Implementation:Apache Spark Distribution Placement
| Field | Value |
|---|---|
| Source | Doc Spark Standalone |
| Domains | Deployment |
| Type | Pattern Doc |
| Related | Principle:Apache_Spark_Cluster_Installation |
Overview
Pattern documentation for deploying Spark binary distributions to cluster nodes.
Description
Spark standalone clusters require the Spark distribution placed at the same SPARK_HOME path on every node. The conf/workers file lists worker hostnames (one per line).
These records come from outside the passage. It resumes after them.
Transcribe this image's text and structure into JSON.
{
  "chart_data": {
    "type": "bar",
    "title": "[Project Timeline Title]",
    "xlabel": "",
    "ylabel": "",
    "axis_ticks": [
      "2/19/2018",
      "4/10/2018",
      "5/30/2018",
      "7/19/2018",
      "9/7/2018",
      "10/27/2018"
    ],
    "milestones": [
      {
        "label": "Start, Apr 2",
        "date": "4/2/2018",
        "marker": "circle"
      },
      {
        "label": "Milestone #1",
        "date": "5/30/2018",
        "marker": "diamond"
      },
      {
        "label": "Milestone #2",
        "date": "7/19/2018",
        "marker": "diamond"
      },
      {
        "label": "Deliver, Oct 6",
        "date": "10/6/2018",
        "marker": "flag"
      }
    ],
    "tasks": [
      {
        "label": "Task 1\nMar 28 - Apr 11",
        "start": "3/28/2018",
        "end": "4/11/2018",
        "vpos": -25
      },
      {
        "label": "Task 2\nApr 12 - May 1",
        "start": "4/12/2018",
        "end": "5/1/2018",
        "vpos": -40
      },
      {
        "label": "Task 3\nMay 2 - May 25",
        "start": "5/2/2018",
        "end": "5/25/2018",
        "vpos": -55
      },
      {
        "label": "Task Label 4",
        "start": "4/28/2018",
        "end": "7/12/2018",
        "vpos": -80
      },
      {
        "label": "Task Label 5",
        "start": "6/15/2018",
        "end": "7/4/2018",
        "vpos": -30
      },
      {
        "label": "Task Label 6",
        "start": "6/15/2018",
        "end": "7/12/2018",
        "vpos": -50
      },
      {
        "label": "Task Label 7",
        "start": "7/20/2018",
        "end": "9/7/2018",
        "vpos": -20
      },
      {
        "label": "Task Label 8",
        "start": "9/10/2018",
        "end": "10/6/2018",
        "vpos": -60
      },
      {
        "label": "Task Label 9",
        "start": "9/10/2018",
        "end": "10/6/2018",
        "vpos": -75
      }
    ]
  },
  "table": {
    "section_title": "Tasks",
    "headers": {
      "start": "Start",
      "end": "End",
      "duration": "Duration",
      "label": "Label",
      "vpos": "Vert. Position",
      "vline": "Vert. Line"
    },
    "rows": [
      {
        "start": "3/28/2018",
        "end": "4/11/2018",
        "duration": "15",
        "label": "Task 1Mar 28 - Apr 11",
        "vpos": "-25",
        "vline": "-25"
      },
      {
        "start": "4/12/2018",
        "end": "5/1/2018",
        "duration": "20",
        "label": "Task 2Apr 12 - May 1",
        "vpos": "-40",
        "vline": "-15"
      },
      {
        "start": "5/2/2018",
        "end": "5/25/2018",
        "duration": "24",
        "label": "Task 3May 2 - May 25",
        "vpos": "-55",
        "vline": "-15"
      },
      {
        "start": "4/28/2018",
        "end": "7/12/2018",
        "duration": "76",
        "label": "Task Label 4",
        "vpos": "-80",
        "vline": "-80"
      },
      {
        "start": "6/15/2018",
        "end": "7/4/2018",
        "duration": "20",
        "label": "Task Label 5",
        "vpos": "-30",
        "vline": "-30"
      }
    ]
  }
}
SSH password-less access must be configured from the master to all workers for remote daemon management.
The deployment involves three key steps:
- Software placement -- extracting the Spark distribution to an identical path on all nodes
- Inventory configuration -- populating the conf/workers file with all worker hostnames
- SSH setup -- establishing passwordless SSH from the master to every worker node
Usage
Use after downloading or building a Spark distribution, before starting cluster daemons. This is the foundational step that must be completed before any other cluster configuration or startup operation.
Code Reference
Source: docs/spark-standalone.md (L33-95). This is a deployment pattern, not a single script.
Key files:
| File | Purpose |
|---|---|
| conf/workers | One hostname per line, enumerating all worker nodes |
| conf/spark-env.sh | Environment variable overrides for the cluster |
I/O
| Direction | Description |
|---|---|
| Inputs | Spark distribution (built or downloaded), conf/workers file, SSH keys |
| Outputs | Identical SPARK_HOME on all nodes |
Examples
1. Download and extract the Spark distribution on all nodes:
tar -xzf spark-<version>-bin-hadoop3.tgz
2. Configure the workers inventory file:
echo "worker1
worker2
worker3" > conf/workers
3. Set up passwordless SSH to all workers:
ssh-copy-id worker1
ssh-copy-id worker2
ssh-copy-id worker3